6.Focus on your partner as your source of sexual pleasure and not magazines, internet or other people
7.Set a weekly date night – make time for each other and don’t talk about money, business or kids; talk about each other. Read more about this principle in the interview I gave “Is your relationship suffering from the Putt Putt Syndrome? http://patrickwanis.com/blog/2010/02/15/is-your-relationship-suffering-from-the-putt-putt-syndrome/
8.Keep the romance alive – keep wooing and reassuring her that she is the one, the only one for you; let her know you adore her; express affection and thoughtfulness, use texts and emails to flirt and let your partner know how much you love each other rather than simply exchanging useless information
9.Communicate – a lack of communication is the primary complaint by women about their partners; men also need to talk and communicate to deepen the bond; talk about small things (daily occurrences) and meaningful things (dreams, aspirations, goals, vacations, etc)
10.Do things together – stop being roommates and living in two worlds (women lost in children and men lost in career); share hobbies and interests to prevent growing apart; men need to do things with their wife or they lose interest; remember when you courted and you did things together?
11.Take care of yourself – men want their woman to look good – take care of yourself physically and aesthetically; don’t let your appearance slide and no, you don’t need to have a perfect body
12.Beware of a sexless marriage: Have sex regularly and look for ways to keep it exciting rather than making it repetitive or a chore or obligation; women: although you are a mother now and sex is less of a priority, be aware that it still remains a high priority for men.
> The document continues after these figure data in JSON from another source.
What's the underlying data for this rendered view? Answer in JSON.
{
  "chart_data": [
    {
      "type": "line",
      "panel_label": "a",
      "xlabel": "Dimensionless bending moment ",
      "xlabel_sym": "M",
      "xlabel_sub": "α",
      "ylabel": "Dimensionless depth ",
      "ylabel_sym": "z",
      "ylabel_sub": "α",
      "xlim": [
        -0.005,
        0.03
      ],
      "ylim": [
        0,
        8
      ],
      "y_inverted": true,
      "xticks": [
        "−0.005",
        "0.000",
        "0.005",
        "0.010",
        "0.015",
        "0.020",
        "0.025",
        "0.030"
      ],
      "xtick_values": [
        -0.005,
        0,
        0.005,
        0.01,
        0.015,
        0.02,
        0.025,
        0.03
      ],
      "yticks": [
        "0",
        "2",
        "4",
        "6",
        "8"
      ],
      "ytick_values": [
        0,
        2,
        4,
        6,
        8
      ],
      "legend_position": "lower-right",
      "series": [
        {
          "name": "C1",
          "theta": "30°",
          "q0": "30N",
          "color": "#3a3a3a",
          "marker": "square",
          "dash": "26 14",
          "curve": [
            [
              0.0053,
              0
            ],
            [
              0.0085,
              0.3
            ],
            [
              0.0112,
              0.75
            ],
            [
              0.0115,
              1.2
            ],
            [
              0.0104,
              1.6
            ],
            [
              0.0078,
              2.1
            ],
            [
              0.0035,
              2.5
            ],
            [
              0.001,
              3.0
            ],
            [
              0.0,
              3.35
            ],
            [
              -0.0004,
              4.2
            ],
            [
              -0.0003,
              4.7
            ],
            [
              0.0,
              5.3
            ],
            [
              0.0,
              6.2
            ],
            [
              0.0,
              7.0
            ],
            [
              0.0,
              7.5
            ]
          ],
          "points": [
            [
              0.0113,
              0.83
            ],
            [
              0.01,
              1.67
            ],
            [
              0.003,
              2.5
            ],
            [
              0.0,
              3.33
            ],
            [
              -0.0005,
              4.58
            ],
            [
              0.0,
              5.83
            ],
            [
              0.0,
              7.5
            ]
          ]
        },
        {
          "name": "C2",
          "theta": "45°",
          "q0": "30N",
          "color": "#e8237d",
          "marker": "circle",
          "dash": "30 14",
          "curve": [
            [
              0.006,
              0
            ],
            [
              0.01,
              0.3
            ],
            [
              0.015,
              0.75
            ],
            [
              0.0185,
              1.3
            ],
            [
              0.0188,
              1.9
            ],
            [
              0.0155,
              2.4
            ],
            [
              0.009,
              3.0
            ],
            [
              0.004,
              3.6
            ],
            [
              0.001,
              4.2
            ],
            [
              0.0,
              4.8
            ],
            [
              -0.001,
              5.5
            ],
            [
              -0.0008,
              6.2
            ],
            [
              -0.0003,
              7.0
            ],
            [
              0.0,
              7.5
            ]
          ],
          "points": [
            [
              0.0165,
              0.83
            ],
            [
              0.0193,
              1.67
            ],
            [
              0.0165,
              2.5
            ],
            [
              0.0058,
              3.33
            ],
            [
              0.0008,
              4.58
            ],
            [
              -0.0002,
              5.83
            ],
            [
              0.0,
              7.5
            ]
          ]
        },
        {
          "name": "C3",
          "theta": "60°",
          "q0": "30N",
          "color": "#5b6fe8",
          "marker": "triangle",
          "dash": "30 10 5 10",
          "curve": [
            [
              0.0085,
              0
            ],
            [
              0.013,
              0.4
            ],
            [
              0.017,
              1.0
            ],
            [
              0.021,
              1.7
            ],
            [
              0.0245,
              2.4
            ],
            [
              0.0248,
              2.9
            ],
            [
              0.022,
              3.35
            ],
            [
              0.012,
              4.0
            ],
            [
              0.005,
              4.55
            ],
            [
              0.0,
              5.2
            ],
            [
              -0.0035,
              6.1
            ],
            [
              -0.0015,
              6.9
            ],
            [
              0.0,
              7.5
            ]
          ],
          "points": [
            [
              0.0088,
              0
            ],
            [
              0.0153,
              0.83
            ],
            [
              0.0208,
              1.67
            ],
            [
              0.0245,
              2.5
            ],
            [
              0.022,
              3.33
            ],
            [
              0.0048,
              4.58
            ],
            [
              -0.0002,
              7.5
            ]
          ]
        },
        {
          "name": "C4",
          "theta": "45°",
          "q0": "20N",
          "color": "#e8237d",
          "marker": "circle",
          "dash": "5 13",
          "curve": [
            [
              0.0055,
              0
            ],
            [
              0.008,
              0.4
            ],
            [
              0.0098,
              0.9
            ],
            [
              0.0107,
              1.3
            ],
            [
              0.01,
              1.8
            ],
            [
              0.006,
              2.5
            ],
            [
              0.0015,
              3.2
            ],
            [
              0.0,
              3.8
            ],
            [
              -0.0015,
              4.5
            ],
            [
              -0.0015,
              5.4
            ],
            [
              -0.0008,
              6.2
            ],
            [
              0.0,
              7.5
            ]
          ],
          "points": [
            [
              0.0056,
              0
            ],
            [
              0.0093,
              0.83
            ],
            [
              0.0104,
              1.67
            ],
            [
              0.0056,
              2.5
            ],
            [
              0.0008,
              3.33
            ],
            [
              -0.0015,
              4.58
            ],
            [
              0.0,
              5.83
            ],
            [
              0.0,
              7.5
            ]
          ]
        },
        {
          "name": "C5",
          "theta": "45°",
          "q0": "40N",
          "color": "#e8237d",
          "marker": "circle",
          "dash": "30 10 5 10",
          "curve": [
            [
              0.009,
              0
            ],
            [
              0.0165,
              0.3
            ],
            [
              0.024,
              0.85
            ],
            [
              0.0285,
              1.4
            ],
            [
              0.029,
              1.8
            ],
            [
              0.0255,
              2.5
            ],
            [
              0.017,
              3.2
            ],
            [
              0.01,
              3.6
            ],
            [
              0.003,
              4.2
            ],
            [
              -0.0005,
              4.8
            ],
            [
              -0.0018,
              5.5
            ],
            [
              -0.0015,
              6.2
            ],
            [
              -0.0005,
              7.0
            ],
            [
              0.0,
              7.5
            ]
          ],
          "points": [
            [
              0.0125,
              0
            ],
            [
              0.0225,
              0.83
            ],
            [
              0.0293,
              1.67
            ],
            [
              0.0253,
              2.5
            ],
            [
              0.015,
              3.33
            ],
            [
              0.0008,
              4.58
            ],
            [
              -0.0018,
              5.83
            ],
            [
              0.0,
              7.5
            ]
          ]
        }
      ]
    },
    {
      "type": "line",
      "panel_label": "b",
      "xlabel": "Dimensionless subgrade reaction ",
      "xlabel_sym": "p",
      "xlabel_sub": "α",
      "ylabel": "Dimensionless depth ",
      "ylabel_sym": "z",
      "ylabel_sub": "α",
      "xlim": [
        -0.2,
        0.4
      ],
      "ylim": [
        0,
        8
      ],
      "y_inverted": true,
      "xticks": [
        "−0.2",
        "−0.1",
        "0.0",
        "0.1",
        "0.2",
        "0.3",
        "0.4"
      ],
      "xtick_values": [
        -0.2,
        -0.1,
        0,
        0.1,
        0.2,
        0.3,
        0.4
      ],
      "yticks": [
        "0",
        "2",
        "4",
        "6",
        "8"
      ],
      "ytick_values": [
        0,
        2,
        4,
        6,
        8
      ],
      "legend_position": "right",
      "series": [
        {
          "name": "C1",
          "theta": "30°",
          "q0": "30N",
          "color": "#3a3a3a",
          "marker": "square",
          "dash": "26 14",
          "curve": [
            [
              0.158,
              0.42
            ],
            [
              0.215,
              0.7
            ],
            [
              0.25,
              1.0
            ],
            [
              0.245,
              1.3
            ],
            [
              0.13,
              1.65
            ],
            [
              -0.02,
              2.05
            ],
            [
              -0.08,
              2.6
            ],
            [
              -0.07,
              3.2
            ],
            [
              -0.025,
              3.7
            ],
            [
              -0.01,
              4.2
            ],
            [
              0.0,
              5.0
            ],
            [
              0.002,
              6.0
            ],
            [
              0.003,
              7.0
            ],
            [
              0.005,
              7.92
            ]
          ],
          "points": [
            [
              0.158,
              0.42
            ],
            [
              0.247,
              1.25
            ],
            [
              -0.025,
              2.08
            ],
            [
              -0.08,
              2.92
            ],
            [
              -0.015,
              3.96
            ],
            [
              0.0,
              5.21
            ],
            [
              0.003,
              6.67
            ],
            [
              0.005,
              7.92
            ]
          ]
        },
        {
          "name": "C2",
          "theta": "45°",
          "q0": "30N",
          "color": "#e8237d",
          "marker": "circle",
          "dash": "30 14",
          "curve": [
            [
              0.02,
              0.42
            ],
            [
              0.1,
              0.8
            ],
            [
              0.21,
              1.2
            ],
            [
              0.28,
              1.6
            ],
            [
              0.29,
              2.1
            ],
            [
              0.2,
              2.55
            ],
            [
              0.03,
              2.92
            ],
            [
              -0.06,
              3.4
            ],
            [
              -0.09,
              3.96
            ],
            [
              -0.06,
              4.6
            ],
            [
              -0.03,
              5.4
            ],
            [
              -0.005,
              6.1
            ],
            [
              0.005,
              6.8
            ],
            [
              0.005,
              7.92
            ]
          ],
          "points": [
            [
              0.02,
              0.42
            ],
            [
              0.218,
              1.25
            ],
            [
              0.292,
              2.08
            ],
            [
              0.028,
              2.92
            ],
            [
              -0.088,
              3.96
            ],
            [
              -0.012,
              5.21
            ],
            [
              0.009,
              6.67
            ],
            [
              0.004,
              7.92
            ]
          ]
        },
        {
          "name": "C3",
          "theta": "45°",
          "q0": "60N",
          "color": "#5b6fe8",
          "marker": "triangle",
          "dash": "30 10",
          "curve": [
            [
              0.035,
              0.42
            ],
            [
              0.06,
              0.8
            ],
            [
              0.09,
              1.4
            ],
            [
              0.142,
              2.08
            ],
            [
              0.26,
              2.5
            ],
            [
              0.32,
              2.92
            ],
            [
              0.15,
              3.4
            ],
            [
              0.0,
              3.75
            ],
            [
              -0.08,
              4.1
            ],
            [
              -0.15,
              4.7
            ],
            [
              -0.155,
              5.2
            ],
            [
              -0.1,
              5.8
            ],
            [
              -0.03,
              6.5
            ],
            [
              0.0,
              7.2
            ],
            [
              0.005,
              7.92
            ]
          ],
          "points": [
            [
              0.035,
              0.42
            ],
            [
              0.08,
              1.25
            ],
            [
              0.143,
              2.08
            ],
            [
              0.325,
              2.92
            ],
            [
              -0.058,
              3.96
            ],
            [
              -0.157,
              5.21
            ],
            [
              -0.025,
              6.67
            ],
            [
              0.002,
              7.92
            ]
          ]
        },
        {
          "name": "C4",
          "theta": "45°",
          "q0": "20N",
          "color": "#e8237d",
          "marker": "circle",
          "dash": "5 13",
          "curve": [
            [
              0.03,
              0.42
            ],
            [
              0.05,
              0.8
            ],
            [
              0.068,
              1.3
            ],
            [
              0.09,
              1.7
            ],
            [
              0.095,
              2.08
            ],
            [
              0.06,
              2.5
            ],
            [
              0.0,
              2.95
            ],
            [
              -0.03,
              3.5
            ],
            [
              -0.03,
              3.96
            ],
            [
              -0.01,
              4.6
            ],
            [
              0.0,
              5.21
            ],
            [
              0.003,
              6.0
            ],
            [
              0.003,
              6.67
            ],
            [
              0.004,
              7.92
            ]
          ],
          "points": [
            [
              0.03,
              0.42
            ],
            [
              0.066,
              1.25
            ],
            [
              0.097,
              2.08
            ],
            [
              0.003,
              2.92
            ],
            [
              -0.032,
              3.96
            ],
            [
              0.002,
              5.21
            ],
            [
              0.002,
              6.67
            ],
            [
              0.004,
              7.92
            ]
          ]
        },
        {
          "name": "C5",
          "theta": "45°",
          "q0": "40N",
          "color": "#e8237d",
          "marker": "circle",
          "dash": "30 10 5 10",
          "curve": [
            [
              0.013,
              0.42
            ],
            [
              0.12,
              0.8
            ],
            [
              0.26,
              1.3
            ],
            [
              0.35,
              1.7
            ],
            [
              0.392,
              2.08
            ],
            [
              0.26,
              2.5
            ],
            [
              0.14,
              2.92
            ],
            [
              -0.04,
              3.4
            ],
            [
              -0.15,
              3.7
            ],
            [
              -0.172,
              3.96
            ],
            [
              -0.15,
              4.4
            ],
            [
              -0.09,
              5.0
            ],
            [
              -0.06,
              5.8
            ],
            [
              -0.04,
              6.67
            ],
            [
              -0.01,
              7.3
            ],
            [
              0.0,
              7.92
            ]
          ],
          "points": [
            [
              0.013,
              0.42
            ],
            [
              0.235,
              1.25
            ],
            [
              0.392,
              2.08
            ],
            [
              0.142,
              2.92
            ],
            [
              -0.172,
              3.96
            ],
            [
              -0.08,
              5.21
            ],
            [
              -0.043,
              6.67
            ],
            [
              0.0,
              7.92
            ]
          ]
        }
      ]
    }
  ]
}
If there is a sexual block, talk about it and seek counseling and help.
13.Give your partner what he or she needs: Women feel loved and amorous when their partner creates a space for her to feel safe and special i.e. listen, empathize, praise, support, encourage, help and allow her to express her emotions; men feel loved when they are appreciated and acknowledged and when they receive sex. (I am not saying this is right or wrong – it’s simply the way it is.)
14.Build the emotional connection: Women: don’t stop being nurturing to your husband; men: expect that she will change and evolve physically, mentally and emotionally- work hard to keep the emotional connection alive and strong; give and receive on all levels; Women cheat when they feel invisible and their emotional needs aren’t being met. Read my article “Why women cheat”: http://patrickwanis.com/blog/2010/02/17/why-women-cheat-2/
15. Avoid selfishness, entitlement and narcissism: beware of instant gratification – think of the long term consequences and what you will lose. If you are a man with power and influence, be wary of falling into the same trap as most celebrities and politicians: delusions of grandeur and power – “the rules no longer apply to me”
16.Establish boundaries and avoid temptation: be clear about what crossing the line means – discuss it with your partner; be prepared to say no to offers and people; focus on maintaining emotional intimacy with your partner – talk with your partner about your feelings and thoughts; Beware of creating greater emotional intimacy with friends of the opposite sex than your husband or wife. Attraction to other people is natural – acting on the attraction is dangerous; if you begin to feel sexual tension, walk away. Be wary of hiding things from your partner.
17.Dissolve resentment – be open and honest with yourself about any resentment or bitterness you may feel towards your spouse for a past event; resentment destroys love and trust in a relationship and can easily lead you to look for love somewhere else; forgive and release the resentment.
18.Keep your word, remember your vow and maintain your integrity – better to get out of the relationship than betray your partner.